Short corn, short yields?
The Illinois corn crop condition continues to deteriorate, with less than 40 percent now rated as good to excellent on June 24, according to University of Illinois crop sciences professor Emerson Nafziger.
On the positive side, the current corn crop has good color, is mostly disease-free, and has uniform stands with few drowned-out areas. These factors will contribute to increasing kernel set in fields pollinating now, at least where there is enough soil water. Cooler weather this past week has prolonged the period of adequate water, and cooler nights reduce respiration, thus helping the sugar supply.
On the negative side is the lack of rainfall, with deficits for May and June ranging from 1 to 6 inches in different parts of Illinois. On June 26 the U.S. Drought Monitor showed the entire state as dry, with most of the state in moderate to severe drought and the southern counties in “extreme drought.”
As the crop enters the critical yield-producing stage, many are wondering about the effects the lack of soil water has had, and will have, over the next weeks. “The 2012 corn crop is well-rooted, healthy, and tough, but it’s unrealistic to expect it to continue to thrive as the soil water supply continues to decline in dry areas,” Nafziger said. Plants that are unable to take up enough water to keep leaves from rolling in the afternoon are not fully productive, and this takes a toll on the crop.
“As of June 24, 17 percent of the state’s corn crop was pollinating, the highest percentage for this date on record,” he continued. “This week we would expect most of the crop that was planted by mid-April in central and southern Illinois to begin to pollinate, bringing the number by July 1 to perhaps 40 percent.”

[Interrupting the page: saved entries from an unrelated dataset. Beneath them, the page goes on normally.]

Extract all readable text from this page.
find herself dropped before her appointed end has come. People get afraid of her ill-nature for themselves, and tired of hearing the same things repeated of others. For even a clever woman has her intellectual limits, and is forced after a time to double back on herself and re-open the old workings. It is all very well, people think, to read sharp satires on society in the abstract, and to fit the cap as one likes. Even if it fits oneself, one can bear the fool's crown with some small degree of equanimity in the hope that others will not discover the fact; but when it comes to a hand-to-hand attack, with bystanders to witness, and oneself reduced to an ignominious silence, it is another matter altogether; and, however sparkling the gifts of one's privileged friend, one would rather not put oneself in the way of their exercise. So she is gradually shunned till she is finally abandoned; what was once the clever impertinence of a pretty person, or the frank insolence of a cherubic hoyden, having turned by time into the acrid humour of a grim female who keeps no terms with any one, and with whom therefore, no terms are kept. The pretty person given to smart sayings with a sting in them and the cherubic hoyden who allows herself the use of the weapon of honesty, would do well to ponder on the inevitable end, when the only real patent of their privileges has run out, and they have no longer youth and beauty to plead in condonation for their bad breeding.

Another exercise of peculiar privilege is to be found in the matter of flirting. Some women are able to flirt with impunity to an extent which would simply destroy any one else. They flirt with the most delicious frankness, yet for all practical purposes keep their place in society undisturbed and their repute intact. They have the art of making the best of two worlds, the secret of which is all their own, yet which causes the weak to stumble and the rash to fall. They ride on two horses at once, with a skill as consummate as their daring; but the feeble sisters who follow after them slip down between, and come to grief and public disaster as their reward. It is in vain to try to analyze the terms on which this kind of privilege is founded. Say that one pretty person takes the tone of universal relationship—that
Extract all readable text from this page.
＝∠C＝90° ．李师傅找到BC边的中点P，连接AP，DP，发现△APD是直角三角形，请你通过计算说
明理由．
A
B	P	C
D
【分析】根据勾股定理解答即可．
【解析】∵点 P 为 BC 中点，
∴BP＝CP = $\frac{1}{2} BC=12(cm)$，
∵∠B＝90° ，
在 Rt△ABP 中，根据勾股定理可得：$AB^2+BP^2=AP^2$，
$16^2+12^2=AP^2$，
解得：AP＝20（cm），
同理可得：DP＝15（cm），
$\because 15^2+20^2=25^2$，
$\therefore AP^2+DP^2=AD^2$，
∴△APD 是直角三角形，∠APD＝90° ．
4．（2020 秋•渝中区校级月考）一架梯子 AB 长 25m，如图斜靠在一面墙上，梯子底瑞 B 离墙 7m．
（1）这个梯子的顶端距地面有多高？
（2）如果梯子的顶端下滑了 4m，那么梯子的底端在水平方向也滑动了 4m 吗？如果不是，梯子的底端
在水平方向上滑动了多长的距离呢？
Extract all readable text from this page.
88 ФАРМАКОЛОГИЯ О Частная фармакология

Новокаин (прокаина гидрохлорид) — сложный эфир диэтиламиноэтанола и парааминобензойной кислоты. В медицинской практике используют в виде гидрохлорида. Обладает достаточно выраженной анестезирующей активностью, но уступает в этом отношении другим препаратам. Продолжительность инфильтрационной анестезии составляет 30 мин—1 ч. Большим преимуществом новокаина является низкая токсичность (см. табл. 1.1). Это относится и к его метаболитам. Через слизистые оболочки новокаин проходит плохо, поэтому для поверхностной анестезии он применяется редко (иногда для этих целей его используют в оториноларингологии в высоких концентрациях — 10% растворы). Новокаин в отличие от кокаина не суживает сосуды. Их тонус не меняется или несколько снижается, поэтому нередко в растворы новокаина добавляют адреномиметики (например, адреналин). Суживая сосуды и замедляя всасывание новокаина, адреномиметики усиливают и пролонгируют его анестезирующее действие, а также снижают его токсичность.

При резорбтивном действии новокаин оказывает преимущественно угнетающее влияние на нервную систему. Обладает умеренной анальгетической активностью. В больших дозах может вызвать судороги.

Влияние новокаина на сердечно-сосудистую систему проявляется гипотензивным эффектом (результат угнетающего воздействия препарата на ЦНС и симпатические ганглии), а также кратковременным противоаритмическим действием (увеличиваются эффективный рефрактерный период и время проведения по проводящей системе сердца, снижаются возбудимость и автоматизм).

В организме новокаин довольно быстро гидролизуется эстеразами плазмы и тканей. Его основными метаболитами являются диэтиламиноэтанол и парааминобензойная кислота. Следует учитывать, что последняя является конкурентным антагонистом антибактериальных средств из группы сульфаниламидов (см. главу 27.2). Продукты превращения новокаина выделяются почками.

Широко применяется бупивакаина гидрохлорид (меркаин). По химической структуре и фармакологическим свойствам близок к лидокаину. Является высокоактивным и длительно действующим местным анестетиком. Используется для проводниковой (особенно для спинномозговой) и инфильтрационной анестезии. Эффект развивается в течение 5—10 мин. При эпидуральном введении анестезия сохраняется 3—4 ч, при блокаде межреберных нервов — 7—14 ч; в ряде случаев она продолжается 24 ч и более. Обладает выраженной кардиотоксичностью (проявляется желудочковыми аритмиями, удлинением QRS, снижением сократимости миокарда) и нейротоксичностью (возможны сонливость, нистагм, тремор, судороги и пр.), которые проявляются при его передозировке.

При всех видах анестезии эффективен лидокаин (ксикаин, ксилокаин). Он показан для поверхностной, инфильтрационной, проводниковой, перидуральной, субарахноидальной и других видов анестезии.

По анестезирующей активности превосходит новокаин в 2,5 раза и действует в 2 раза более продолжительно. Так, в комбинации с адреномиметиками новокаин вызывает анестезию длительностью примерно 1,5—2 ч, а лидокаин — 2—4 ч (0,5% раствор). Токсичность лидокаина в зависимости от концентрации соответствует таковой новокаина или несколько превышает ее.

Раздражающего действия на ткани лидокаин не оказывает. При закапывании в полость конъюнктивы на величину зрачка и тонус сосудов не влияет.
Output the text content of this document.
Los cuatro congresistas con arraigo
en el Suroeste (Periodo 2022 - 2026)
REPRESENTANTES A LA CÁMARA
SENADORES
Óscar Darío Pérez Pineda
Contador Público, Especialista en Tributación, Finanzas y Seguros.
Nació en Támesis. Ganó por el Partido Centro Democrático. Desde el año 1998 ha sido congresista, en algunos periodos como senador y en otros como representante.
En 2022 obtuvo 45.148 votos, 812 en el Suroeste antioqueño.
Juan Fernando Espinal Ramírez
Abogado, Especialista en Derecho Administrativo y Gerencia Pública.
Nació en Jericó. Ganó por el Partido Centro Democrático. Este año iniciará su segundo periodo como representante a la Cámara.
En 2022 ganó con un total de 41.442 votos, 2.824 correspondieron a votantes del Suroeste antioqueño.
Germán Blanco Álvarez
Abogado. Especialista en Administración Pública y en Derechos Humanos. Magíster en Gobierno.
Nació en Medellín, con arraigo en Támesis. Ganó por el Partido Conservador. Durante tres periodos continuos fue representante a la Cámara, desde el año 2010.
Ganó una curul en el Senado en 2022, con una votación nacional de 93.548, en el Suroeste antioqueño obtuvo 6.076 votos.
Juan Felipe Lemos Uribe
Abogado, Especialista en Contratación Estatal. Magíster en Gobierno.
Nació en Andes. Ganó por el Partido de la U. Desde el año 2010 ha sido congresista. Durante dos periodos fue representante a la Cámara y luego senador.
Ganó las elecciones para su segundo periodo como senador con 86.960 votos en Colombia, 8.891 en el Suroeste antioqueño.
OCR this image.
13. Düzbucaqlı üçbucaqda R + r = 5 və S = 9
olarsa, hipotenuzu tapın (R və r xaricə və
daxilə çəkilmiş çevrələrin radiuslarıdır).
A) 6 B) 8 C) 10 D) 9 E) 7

While pollination is the most critical period in terms of yield potential, breeding for aggressive emergence of ear shoots and silks has considerably lessened the likelihood that pollination will fail completely. However, the number of kernels set may be lowered on plants that have been undergoing stress from dry soils, and the number of fertilized kernels that survive the weeks after pollination may continue to decline if the weather stays dry.
Observers in the fields note that corn is entering or approaching pollination while plants are shorter than normal. This raises questions about the connection between plant height and yield.
“Plant height is the best visible indicator of how well the plant has been able to take up the water it needs to expand cells,” Nafiziger explained. “Cell expansion is sensitive to water supply, so shortened internodes are one of the first things we notice on plants that have struggled to take up enough water to keep growing.”
This year, many fields have plants only 5 to 6 feet tall at tasseling, several feet shorter than normal. These plants may grow some after tasseling but will reach full height by the end of pollination. Some of the fields in the driest areas have tried to pollinate while the plants were still very short.